BaiJia: A Large-Scale Role-Playing Agent Corpus of Chinese Historical Characters
This work addresses the need for low-resource data to develop AI-driven historical role-playing agents, which is incremental as it compiles existing information into a structured corpus for LLMs.
The authors tackled the problem of fragmented historical textual records by introducing BaiJia, a large-scale corpus of Chinese historical characters, and demonstrated its effectiveness in enhancing the role-playing abilities of foundational LLMs, with experiments showing improved performance in historical role-playing tasks.

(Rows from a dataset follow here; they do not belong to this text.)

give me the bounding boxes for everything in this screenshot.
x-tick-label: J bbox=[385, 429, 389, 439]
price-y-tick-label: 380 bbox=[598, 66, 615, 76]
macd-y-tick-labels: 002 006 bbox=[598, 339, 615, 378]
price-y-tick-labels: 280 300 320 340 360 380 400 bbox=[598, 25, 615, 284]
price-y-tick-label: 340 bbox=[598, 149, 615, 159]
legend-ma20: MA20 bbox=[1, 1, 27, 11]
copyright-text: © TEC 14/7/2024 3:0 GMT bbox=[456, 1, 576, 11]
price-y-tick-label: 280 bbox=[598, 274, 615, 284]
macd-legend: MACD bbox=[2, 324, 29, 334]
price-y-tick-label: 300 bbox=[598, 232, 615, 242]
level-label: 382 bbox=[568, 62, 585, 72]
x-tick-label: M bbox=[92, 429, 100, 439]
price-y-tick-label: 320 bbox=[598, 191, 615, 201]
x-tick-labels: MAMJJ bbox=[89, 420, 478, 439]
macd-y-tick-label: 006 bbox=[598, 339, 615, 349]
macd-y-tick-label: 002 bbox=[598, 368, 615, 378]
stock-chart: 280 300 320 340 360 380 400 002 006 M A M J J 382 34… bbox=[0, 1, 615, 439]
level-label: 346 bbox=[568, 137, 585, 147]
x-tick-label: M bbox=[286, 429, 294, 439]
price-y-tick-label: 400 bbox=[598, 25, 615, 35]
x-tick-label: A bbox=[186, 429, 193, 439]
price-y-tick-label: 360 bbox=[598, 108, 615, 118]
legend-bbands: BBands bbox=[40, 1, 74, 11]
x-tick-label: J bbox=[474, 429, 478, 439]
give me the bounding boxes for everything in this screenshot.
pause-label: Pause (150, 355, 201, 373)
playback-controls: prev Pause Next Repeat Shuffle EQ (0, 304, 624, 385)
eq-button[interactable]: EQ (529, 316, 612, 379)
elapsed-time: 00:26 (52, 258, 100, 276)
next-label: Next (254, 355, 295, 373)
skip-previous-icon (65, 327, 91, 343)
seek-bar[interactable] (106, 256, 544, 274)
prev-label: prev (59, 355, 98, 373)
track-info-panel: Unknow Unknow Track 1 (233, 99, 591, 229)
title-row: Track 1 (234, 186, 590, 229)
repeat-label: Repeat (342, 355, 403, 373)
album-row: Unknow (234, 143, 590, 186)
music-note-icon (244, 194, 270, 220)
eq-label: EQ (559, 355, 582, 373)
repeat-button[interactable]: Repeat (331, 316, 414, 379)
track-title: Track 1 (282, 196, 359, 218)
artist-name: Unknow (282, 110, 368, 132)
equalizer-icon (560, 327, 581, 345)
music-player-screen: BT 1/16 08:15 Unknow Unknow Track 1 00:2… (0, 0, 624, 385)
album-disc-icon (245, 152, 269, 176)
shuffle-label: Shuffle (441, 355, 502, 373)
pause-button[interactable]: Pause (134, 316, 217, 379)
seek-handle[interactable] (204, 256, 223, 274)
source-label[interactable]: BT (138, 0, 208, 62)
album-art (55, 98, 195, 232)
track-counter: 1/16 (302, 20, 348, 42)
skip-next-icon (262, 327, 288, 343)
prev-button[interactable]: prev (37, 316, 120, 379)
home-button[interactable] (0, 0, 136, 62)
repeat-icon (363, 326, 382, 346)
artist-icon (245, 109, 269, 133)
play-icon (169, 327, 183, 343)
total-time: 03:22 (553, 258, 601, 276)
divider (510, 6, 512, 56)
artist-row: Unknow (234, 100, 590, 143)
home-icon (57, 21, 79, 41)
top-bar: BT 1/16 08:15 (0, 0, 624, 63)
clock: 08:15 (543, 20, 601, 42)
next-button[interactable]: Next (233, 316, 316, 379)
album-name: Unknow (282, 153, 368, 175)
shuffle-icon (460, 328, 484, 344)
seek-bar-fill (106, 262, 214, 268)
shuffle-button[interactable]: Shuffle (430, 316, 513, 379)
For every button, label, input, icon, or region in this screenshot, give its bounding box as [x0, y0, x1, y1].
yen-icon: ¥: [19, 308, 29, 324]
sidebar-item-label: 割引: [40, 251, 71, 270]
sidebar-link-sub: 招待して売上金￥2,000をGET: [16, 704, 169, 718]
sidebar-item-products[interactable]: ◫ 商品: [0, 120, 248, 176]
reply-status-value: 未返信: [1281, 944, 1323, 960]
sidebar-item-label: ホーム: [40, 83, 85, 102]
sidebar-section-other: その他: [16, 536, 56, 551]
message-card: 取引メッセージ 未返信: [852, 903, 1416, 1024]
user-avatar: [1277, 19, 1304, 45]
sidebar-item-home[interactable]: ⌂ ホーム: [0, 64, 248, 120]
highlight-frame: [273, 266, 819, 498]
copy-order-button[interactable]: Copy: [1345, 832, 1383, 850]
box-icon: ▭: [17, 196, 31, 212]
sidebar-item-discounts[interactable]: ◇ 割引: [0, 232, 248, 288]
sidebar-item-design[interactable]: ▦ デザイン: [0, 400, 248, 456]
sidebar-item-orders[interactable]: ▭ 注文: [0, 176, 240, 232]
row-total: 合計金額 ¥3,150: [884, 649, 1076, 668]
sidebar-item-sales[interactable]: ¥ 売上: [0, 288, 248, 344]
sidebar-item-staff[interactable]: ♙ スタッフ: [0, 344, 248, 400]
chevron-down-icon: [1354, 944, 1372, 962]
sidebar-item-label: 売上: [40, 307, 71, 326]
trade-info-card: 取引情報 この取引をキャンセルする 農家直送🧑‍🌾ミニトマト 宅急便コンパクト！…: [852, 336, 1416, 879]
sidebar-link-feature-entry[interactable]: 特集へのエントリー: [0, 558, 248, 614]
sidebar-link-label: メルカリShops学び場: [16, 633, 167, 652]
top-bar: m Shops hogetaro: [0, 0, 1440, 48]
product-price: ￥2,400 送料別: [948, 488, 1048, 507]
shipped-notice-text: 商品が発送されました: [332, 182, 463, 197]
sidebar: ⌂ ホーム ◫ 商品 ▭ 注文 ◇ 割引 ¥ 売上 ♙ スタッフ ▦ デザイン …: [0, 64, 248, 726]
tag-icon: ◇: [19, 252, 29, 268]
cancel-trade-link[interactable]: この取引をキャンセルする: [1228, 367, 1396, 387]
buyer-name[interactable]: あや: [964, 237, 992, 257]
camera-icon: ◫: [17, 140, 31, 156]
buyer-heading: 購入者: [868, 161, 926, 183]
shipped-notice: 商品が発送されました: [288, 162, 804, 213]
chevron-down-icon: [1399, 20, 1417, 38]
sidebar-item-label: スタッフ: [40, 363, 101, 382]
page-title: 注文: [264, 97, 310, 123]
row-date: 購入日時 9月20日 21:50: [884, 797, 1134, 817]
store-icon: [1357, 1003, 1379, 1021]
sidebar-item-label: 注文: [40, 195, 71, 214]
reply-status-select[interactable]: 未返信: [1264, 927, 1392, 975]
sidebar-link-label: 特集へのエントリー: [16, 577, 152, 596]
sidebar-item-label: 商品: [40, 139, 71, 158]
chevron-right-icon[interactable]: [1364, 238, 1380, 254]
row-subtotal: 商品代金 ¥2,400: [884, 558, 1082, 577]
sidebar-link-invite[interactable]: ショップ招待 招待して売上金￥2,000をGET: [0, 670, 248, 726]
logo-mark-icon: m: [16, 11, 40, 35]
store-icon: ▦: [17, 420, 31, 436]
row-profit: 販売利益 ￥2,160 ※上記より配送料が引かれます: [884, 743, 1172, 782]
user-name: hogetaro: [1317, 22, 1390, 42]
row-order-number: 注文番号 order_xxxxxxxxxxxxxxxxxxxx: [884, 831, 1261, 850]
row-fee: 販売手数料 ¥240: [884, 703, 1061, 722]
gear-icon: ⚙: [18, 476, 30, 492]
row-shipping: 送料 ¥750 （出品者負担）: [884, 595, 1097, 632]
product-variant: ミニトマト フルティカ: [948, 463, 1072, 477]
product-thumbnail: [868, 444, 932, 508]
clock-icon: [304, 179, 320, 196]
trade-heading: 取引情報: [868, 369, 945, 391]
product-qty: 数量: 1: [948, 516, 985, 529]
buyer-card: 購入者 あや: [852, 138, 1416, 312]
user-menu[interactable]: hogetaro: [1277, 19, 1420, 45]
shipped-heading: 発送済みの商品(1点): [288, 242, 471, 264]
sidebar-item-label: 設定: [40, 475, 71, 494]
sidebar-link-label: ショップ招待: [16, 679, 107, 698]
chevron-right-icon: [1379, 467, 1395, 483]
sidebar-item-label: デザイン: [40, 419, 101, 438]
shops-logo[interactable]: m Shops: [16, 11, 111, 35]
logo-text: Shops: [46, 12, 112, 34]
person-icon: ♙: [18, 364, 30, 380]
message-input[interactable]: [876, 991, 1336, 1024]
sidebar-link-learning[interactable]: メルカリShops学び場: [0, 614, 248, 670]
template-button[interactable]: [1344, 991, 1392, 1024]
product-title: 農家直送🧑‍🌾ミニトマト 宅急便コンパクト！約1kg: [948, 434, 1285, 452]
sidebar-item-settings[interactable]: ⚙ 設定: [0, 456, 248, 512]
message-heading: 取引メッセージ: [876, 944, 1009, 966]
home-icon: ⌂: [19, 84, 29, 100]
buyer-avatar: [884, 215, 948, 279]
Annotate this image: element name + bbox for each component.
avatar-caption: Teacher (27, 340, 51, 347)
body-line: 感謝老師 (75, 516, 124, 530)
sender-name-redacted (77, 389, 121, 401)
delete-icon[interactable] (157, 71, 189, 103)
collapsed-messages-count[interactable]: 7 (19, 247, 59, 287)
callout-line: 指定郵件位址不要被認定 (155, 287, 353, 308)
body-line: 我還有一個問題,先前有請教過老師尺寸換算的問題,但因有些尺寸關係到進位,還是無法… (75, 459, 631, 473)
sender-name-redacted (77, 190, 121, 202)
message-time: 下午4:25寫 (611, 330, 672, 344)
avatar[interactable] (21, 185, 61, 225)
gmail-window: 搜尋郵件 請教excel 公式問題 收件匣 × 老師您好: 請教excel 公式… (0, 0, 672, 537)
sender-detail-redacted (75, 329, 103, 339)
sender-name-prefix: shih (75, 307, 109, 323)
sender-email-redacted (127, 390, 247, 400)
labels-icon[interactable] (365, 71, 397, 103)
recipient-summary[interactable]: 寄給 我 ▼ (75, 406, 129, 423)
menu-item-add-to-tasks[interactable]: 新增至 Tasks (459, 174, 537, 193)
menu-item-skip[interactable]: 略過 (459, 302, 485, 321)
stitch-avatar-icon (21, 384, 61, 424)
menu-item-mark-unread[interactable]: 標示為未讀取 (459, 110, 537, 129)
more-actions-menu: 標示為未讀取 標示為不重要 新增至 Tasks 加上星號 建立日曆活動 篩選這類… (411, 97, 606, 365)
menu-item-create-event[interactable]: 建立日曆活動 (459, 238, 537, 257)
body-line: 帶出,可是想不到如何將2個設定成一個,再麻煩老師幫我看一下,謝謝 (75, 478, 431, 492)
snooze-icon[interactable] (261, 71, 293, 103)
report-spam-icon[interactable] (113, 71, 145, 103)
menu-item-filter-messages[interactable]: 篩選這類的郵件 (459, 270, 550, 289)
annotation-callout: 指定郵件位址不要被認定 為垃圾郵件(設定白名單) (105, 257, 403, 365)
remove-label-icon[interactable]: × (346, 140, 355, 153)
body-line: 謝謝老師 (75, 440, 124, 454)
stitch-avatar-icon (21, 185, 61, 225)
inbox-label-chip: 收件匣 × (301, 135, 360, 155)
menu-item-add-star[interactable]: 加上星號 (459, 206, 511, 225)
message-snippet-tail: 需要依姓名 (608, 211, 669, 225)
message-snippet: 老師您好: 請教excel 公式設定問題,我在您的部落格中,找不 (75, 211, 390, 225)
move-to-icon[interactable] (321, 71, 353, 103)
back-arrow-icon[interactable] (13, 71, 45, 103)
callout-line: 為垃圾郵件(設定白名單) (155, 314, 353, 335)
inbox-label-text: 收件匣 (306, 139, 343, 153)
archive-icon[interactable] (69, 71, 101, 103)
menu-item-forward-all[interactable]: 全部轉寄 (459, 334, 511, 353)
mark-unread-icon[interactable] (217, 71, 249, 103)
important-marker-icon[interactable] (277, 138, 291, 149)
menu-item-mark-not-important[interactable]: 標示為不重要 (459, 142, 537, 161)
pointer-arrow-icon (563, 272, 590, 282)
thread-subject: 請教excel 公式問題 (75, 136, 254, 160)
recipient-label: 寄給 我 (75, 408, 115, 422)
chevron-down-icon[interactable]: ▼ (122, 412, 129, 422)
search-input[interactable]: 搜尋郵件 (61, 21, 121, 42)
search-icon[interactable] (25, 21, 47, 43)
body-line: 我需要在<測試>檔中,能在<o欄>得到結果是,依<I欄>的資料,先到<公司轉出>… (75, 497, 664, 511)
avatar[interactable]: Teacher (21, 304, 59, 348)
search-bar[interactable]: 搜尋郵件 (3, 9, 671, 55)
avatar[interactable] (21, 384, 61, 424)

We introduce a comprehensive large-scale role-playing agent corpus, termed BaiJia, that comprises various Chinese historical characters. This corpus is noteworthy for being the pioneering compilation of low-resource data that can be utilized in large language models (LLMs) to engage in AI-driven historical role-playing agents. BaiJia addresses the challenges in terms of fragmented historical textual records in different forms and modalities, integrating various characters' information, including their biographical, literary, family relations, historical events, and so on. We conduct extensive experiments to demonstrate the effectiveness of our BaiJia agent corpus in bolstering the role-playing abilities of various foundational LLMs, and promoting the development and assessment of LLMs in the context of historical role-playing tasks. The agent corpus is available at baijia.online.